Unsere Hunde

Warum haben wir Retriever?

oder: Was wir an unseren Hunden so schätzen

In erster Linie sind alle unsere Hunde Familienhunde (gewesen). Sie leben im Haus, teilen mit uns Wohnzimmer, Büro und Küche – je nach Wohnraumaufteilung auch das Schlafzimmer. Sie begleiten uns in den Pferdestall, auf Ausritten, bei Fahrten mit der Kutsche, in den Urlaub an die Nordsee oder nach Österreich und Italien, bei Stadtbummeln in Klein- wie Großstädten, auf Besuche bei Familie und Freunden und zum Essen in Restaurants.

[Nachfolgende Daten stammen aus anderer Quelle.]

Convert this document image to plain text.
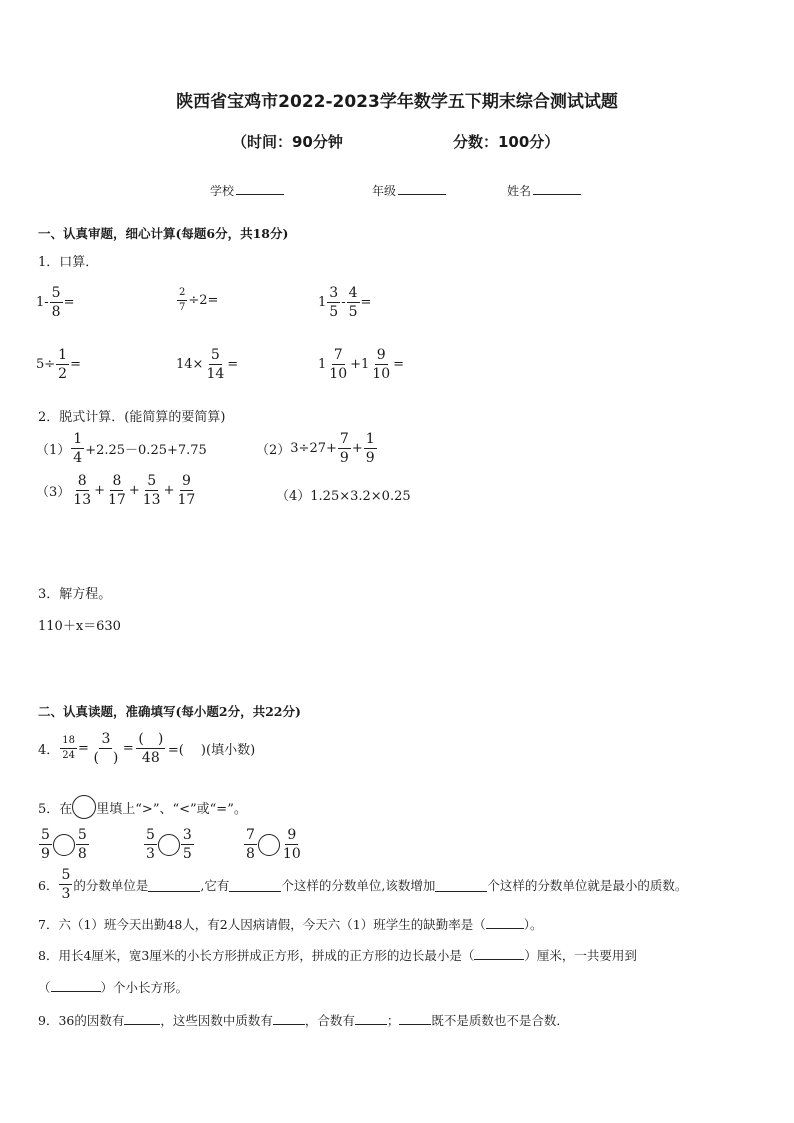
陕西省宝鸡市2022-2023学年数学五下期末综合测试试题
（时间：90分钟	分数：100分）
学校	年级	姓名
一、认真审题，细心计算(每题6分，共18分)
1．口算．
$1- \frac{5}{8}$ =	$\frac{2}{7} \div 2=$	$1 \frac{3}{5} - \frac{4}{5}$ =
$5\div \frac{1}{2}$ =	$14\times \frac{5}{14}$ =	$1 \frac{7}{10} +1 \frac{9}{10}$ =
2．脱式计算．(能简算的要简算)
$(1) \frac{1}{4} +2.25-0.25+7.75$	（2） $3\div 27+ \frac{7}{9} + \frac{1}{9}$
$(3) \frac{8}{13} + \frac{8}{17} + \frac{5}{13} + \frac{9}{17}$	（4）1.25×3.2×0.25
3．解方程。
110＋x＝630
二、认真读题，准确填写(每小题2分，共22分)
4． $\frac{18}{24} = \frac{3}{( )} = \frac{( )}{48}$ =(　 )(填小数)
5．在 里填上“>”、“<”或“=”。
$\frac{5}{9} \frac{5}{8}$	$\frac{5}{3} \frac{3}{5}$	$\frac{7}{8} \frac{9}{10}$
6． $\frac{5}{3}$ 的分数单位是	,它有	个这样的分数单位,该数增加	个这样的分数单位就是最小的质数。
7．六（1）班今天出勤48人，有2人因病请假，今天六（1）班学生的缺勤率是（	）。
8．用长4厘米，宽3厘米的小长方形拼成正方形，拼成的正方形的边长最小是（	）厘米，一共要用到
（	）个小长方形。
9．36的因数有	，这些因数中质数有	，合数有	；	既不是质数也不是合数．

Der Kofferaum unserer Autos ist ihrer, sie können Bahn und Bus fahren, besuchen regelmäßig Tierparks und pflegen rasseübergreifende Kontakte zu ihren Artgenossen in der offenen Trainingsgruppe der Hundeschule.

Darüber hinaus begleiten sie uns im Beruf in der Tiergestützten (Erlebnis-)Pädagogik und bei der ehrenamtlichen Tätigkeit im Reiterverein. Kurz und gut: Sie teilen unser Leben!!!

„Dass mir mein Hund das Liebste sei, sagst du, oh Mensch, sei Sünde, mein Hund ist mir im Sturme treu, der Mensch nicht mal im Winde.“                Franz von Assisi (1181-1226)

Im Gegenzug ist es uns ein innerstes Bedürfnis, unsere Hunde ihren Anlagen und Bedürfnissen gemäß zu fordern und zu fördern. Wir freuen uns über jeden „apportierten“ Schuh oder Strumpf, nehmen es ihnen nicht übel, wenn wir den einen oder anderen nicht auf Anhieb beim nächsten Verlassen des Hauses finden können, schleppen bereitwillig Dummies und Gummiringe auf die täglichen Spaziergänge und freuen uns jedes Mal, wenn wir einen Dummy „verloren“ haben und sie diesen finden und uns zutragen. Auch das ein oder andere Seminar haben wir zur Verbesserung unserer Dummyarbeit schon gemeinsam besucht…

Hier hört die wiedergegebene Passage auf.